A hoodwinker sunfish has recently been found washed up on the Californian coastline. The discovery is very unexpected as this particular type of species is known for living in the southern hemisphere!
Time taken to identify the fish
According to an article from CNN, the sunfish was found on the Santa Barbara beach by an intern at the University of California. Jessica Neilsen, a specialist from Coal Oil Point Reserve was alerted and came to observe what she first took for a Mola mola sunfish. This species is generally recognizable by its lack of tail, enormous head and imposing size. On average the fish measures 1.80 meters long and weighs one ton.
Mola mola fish are found in all the oceans of the globe, which makes the discovery of this fish stranded in California not very extraordinary. However, Thomas Turner a marine biologist from the University of Santa Barbara was intrigued by the photos posted on Facebook, and decided to go himself to observe the animal. After having published photos on the iNaturalist platform, other scientists started to show an interest like Marianne Nyegaard from the University of Murdoch (Australia).
New revealing shots
Marianne Nyegaard is a sunfish expert and even identified a new species in 2017. This was the first new discovery for 130 years. This new species is called Mola tecta or hoodwinker sunfish. The researcher had doubts when identifing the fish, as none of the photos of the specimen clearly showed the clavus. This replaces the caudal fin and is an identifying feature of the Mola tecta. So as to be certain, Ms Myegaard, asked Thomas Turner to take new shots and samples of the fish.
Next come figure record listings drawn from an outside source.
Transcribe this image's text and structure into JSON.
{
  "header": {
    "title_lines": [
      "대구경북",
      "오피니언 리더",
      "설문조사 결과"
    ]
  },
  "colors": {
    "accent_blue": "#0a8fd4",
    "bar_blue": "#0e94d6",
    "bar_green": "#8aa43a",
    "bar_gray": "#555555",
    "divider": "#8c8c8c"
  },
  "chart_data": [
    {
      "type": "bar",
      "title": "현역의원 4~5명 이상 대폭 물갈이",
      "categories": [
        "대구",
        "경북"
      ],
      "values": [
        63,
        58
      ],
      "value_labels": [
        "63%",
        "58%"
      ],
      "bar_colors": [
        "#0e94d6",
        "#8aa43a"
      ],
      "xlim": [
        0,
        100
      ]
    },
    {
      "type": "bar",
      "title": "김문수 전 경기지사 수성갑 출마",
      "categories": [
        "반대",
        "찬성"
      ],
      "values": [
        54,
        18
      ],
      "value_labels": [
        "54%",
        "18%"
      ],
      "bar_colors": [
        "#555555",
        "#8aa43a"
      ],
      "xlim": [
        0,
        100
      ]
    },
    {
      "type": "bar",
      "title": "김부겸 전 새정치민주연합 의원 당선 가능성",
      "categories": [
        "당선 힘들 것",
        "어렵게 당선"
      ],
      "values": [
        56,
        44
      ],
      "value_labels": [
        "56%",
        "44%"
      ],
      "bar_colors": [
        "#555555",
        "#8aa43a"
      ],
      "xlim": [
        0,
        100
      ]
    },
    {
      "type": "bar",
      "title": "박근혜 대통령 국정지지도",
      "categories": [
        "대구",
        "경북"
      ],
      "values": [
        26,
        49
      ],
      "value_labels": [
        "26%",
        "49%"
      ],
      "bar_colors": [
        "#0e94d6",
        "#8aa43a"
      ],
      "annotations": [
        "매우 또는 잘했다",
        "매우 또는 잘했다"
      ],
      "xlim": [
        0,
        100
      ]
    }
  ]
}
Quoted in the Santa Barbara University blog, Marianne Nyegaard said that after looking at the new photos, she was able to identity the fish with certainty as a Mola tecta. This species of fish measures up to 3 meters long and is usually found in the southern hemisphere. The discovery of such a specimen is very surprising!
However many mores questions could be asked. Researchers have even pulled a specimens collected in 1889 off the coast of the Netherlands out off a drawer which was originally classified as a Mola mola sunfish. However after further analysis it has been reclassified as a Mola tecta which suggests that the Californian specimen is not the first. Researchers remain slightly perplexed but they haven’t discussed global warming. According to researchers, Mola tecta habits might not be fully understood or this sunfish might appear in the Northern Hemisphere for no particular reason.